Splenomegaly may be present in 50 percent of cases and subject to rupture. Therefore, strenuous exercise or contact sports should be avoided during the acute illness and until the spleen is no longer enlarged.

Patients can return to school or work as soon as they feel well. They are not contagious to everyday contacts, just to their kissing and sexual partners.

No vaccine is available.

Prognosis

Most patients eventually recover uneventfully and develop durable immunity to the virus. Acute symptoms resolve in two weeks to three weeks, but persistent fatigue may persist for several months. Chronic fatigue may be prolonged, particularly among women and those with a prior history of a mood disorder.

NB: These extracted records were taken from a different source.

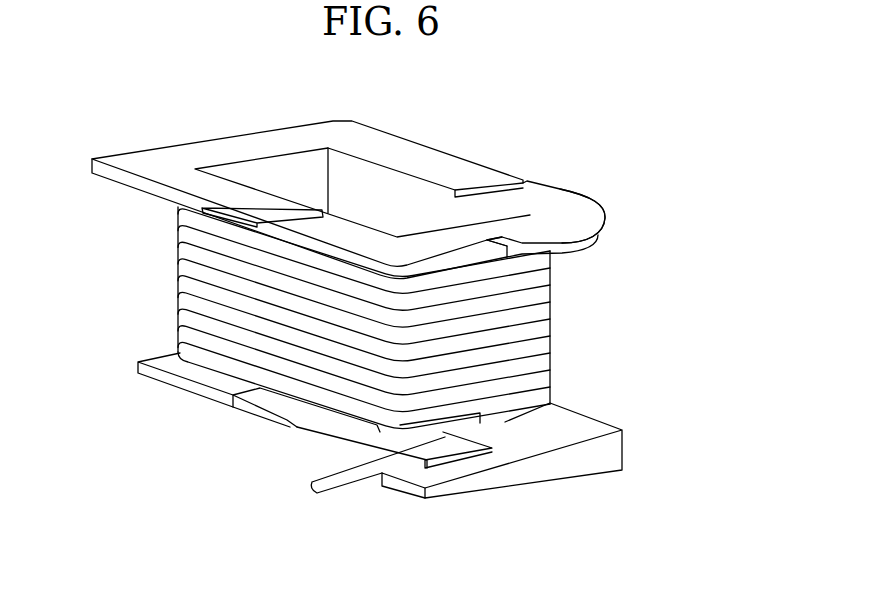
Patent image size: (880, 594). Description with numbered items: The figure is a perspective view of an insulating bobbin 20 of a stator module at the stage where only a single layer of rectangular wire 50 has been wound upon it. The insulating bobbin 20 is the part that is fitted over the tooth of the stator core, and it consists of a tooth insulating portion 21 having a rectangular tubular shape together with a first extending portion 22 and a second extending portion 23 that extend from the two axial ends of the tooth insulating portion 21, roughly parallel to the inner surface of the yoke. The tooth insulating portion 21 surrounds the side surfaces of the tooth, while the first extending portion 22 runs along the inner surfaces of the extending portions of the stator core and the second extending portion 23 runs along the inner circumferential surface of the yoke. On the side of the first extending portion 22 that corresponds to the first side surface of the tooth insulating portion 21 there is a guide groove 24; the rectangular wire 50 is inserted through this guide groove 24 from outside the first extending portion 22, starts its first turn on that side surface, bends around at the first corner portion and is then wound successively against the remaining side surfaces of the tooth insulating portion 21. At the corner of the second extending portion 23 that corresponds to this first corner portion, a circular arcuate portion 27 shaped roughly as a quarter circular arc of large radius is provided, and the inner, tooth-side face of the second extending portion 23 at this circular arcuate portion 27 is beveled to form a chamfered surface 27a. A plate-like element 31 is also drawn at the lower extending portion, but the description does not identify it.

The insulating bobbin 20 is at (443, 158).
The tooth insulating portion 21 is at (283, 172).
The first extending portion 22 is at (607, 448).
The second extending portion 23 is at (149, 159).
The guide groove 24 is at (400, 500).
The circular arcuate portion 27 is at (583, 217).
The chamfered surface 27a is at (598, 243).
The terminal 31 is at (378, 432).
The rectangular wire 50 is at (338, 493).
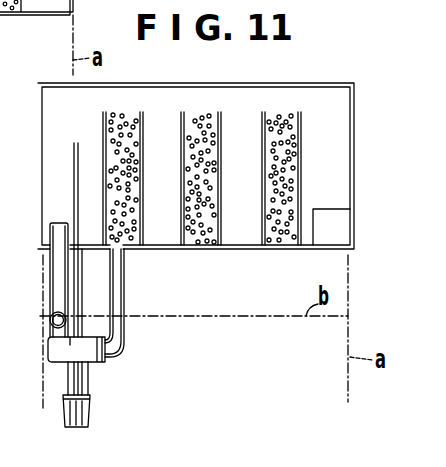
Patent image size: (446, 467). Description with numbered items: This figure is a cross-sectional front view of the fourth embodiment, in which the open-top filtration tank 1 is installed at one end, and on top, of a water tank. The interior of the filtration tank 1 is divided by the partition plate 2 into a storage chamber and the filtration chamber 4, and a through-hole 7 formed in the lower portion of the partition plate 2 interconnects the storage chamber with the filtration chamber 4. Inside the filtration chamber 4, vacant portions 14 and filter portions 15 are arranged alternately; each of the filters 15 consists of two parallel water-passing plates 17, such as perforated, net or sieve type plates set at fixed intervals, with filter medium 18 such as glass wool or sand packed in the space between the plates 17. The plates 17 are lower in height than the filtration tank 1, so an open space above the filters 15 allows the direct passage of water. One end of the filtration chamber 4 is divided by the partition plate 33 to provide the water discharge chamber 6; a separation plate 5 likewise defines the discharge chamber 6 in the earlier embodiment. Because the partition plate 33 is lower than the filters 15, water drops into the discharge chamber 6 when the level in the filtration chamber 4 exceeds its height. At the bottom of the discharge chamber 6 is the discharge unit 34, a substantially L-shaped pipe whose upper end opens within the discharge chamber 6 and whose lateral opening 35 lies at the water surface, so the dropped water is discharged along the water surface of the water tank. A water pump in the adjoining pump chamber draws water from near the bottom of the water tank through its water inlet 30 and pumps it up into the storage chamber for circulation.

The filtration tank 1 is at (203, 146).
The partition plate 2 is at (314, 100).
The filtration chamber 4 is at (340, 157).
The separation plate 5 is at (3, 39).
The water discharge chamber 6 is at (50, 168).
The through-hole 7 is at (338, 231).
The vacant portions 14 is at (158, 247).
The filter portions 15 is at (128, 230).
The water-passing plates 17 is at (182, 170).
The filter medium 18 is at (128, 130).
The water inlet 30 is at (86, 404).
The partition plate 33 is at (76, 157).
The discharge unit 34 is at (55, 275).
The lateral opening 35 is at (50, 320).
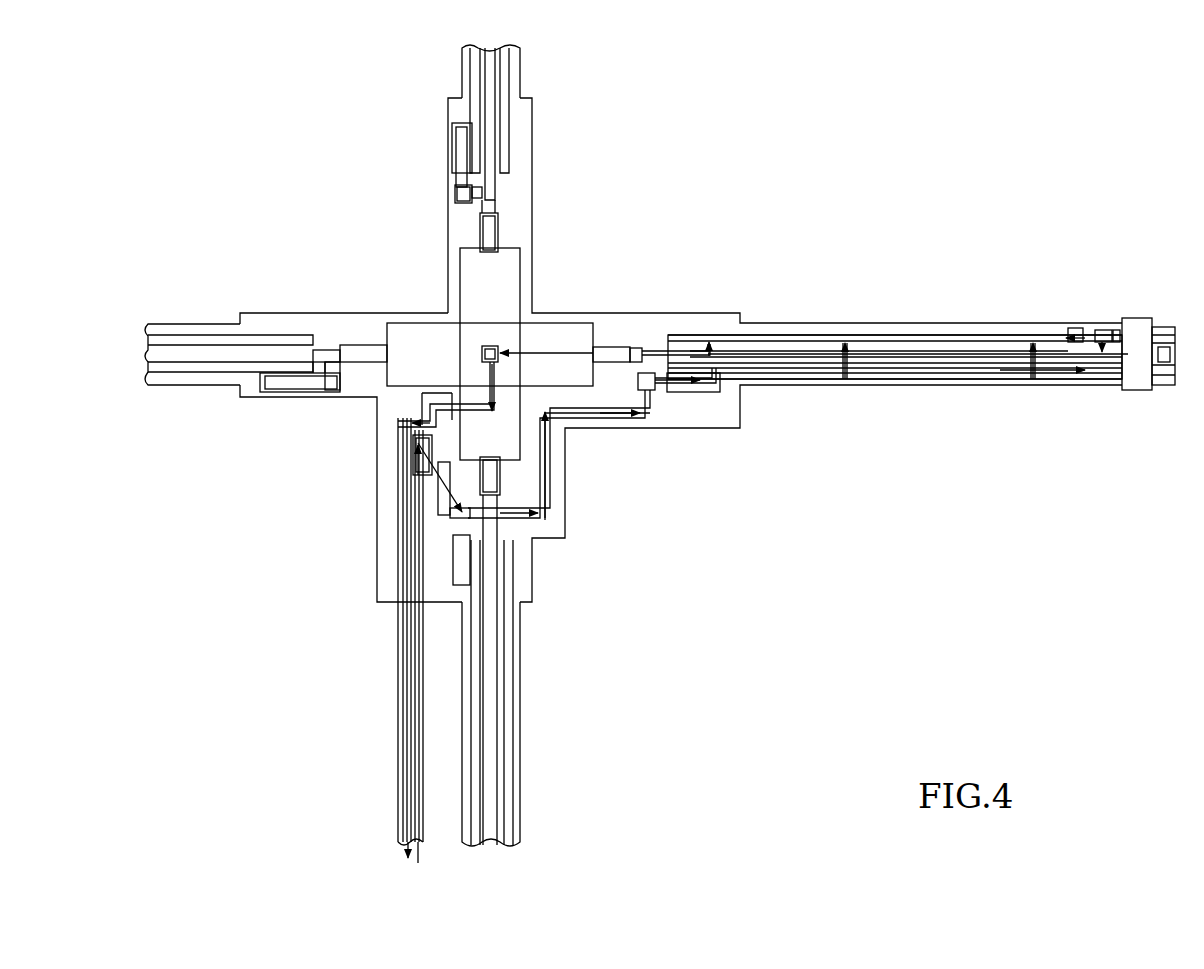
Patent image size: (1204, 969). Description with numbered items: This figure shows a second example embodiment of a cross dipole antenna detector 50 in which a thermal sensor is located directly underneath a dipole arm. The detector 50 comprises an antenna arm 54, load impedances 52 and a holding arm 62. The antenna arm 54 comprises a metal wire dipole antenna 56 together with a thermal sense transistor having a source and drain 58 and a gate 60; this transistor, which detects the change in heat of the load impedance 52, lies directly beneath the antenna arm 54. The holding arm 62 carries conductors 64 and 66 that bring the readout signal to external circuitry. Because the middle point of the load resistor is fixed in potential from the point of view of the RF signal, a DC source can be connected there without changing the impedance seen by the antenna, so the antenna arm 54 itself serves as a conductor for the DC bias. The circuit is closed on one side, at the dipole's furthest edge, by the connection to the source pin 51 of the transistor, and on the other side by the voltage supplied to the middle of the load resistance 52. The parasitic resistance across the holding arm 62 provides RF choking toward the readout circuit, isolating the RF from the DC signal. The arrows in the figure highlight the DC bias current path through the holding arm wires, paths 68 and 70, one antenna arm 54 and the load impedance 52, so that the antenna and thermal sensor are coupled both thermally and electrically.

The detector 50 is at (245, 657).
The source pin 51 is at (1102, 327).
The load impedance 52 is at (502, 285).
The antenna arm 54 is at (785, 386).
The metal wire dipole antenna 56 is at (650, 347).
The source and drain 58 is at (880, 335).
The gate 60 is at (952, 355).
The holding arm 62 is at (398, 790).
The conductor 64 is at (400, 633).
The conductor 66 is at (418, 645).
The path 68 is at (445, 513).
The path 70 is at (553, 468).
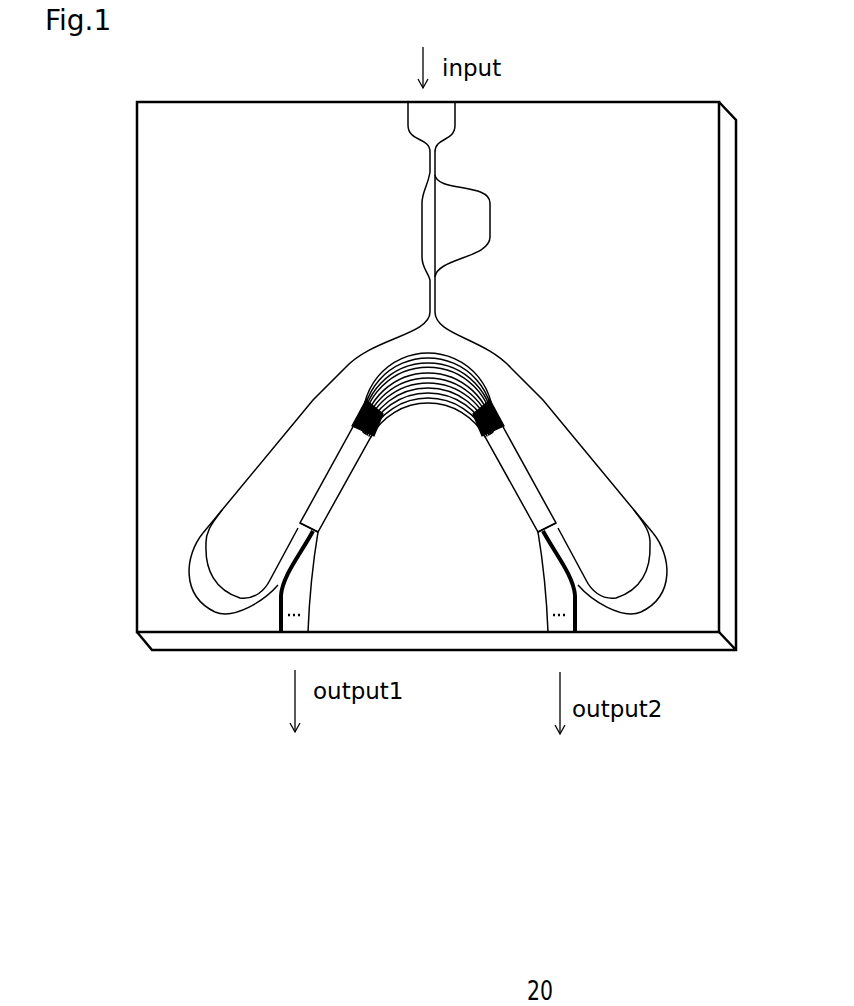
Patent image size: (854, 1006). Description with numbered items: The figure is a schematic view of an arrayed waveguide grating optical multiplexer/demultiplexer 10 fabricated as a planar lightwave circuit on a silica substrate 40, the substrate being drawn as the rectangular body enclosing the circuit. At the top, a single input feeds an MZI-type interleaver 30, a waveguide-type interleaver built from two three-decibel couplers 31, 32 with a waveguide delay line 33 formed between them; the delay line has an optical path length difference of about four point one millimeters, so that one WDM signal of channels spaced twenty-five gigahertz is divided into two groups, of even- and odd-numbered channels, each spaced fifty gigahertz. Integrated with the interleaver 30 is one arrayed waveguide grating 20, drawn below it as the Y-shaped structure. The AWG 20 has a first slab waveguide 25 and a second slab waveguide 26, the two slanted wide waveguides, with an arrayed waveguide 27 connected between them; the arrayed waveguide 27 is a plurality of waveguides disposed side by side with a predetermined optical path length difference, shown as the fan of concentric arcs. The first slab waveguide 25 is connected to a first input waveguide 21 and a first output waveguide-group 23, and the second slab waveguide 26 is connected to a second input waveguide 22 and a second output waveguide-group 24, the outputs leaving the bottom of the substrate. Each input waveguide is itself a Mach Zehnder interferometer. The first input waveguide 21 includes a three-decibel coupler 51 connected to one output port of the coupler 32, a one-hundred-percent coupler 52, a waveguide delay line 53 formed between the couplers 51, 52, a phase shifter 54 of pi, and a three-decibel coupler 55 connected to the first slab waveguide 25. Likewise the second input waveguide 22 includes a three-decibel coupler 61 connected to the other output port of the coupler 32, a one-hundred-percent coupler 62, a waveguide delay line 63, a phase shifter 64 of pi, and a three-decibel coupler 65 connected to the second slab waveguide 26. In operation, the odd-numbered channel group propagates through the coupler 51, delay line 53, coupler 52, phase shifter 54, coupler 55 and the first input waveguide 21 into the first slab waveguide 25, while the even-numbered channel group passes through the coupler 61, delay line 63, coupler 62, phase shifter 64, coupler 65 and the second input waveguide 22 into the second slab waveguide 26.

The arrayed waveguide grating optical multiplexer/demultiplexer 10 is at (665, 64).
The silica substrate 40 is at (694, 117).
The MZI-type interleaver 30 is at (458, 207).
The 3 dB coupler 31 is at (430, 156).
The 3 dB coupler 32 is at (430, 287).
The waveguide delay line 33 is at (490, 224).
The arrayed waveguide grating 20 is at (444, 388).
The arrayed waveguide 27 is at (437, 406).
The first slab waveguide 25 is at (343, 488).
The second slab waveguide 26 is at (517, 488).
The first input waveguide 21 is at (272, 592).
The second input waveguide 22 is at (584, 592).
The first output waveguide-group 23 is at (313, 597).
The second output waveguide-group 24 is at (543, 597).
The 3 dB coupler 51 is at (222, 512).
The 100% coupler 52 is at (278, 566).
The waveguide delay line 53 is at (206, 605).
The phase shifter 54 is at (288, 548).
The 3 dB coupler 55 is at (298, 526).
The 3 dB coupler 61 is at (640, 520).
The 100% coupler 62 is at (577, 573).
The waveguide delay line 63 is at (650, 607).
The phase shifter 64 is at (567, 547).
The 3 dB coupler 65 is at (556, 529).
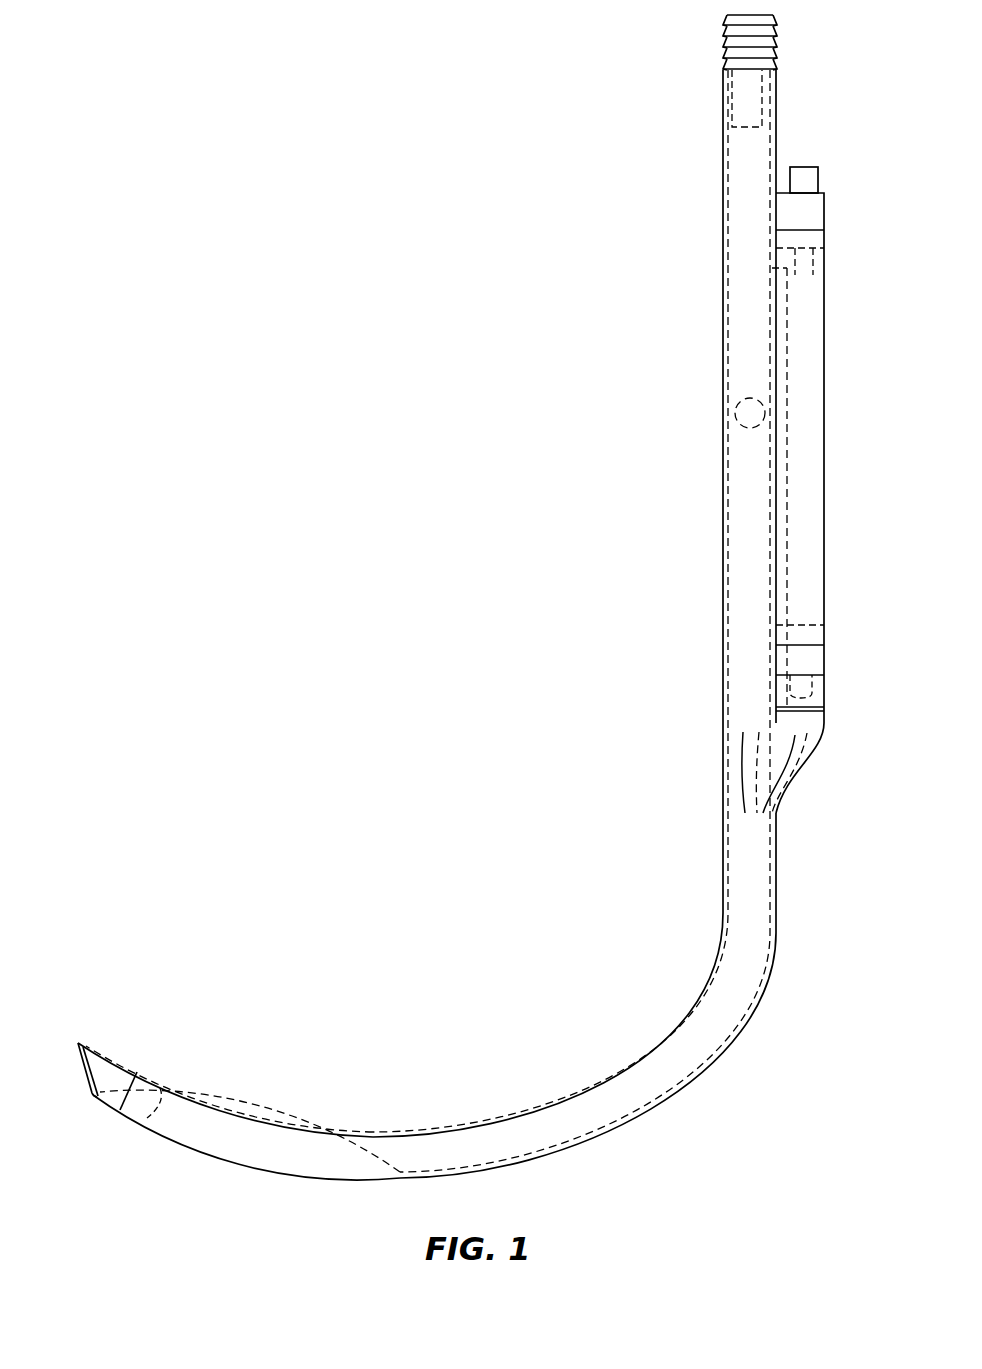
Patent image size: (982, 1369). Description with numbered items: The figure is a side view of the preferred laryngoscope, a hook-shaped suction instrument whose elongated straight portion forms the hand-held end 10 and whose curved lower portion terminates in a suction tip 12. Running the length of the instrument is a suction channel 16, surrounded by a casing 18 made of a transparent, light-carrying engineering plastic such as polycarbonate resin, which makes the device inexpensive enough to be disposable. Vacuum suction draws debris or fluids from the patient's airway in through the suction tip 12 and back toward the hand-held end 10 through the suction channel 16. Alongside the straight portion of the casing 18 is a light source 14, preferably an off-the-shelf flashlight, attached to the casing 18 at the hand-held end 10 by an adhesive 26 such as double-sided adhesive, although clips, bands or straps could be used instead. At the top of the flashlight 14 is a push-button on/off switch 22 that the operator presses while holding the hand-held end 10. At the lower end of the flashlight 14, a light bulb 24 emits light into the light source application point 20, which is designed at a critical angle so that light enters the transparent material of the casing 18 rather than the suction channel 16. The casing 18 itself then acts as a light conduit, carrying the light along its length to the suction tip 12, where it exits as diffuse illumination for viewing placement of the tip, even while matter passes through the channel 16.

The hand-held end 10 is at (558, 134).
The suction tip 12 is at (107, 1052).
The light source 14 is at (824, 299).
The suction channel 16 is at (495, 1143).
The casing 18 is at (721, 910).
The light source application point 20 is at (788, 757).
The push-button on/off switch 22 is at (807, 167).
The light bulb 24 is at (803, 695).
The adhesive 26 is at (778, 473).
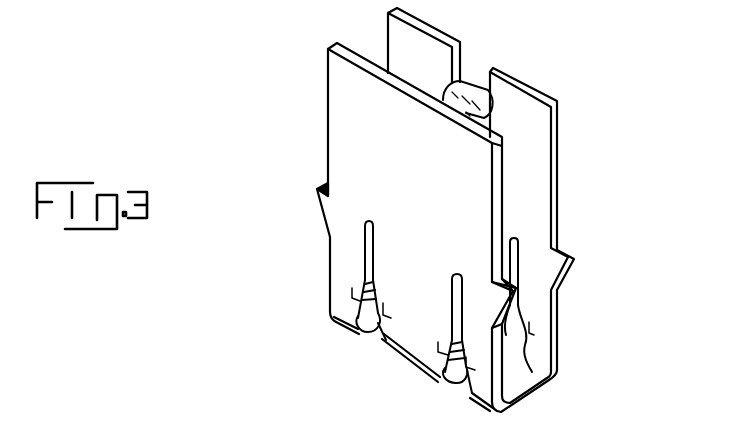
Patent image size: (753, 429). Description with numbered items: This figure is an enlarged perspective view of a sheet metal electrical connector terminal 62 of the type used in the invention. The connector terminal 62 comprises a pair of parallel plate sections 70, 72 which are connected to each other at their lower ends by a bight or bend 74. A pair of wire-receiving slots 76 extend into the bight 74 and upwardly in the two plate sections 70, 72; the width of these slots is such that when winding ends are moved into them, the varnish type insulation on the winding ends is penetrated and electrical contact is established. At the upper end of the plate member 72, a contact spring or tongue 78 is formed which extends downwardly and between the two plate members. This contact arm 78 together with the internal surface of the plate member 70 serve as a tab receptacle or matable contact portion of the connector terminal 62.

Reactivation of the virus from its latent state may occur years after primary infection. This may occur as a result of another illness or the use of a drug that suppresses cellular immunity. These disorders are multiple and a topic of another article.

Occasionally, the acute infection is followed by a chronic EBV infection with persistent viremia.19 This is a serious disease with a guarded prognosis. By contrast, persistent seropositivity without viremia is common and not a cause of chronic disease, including chronic fatigue syndrome.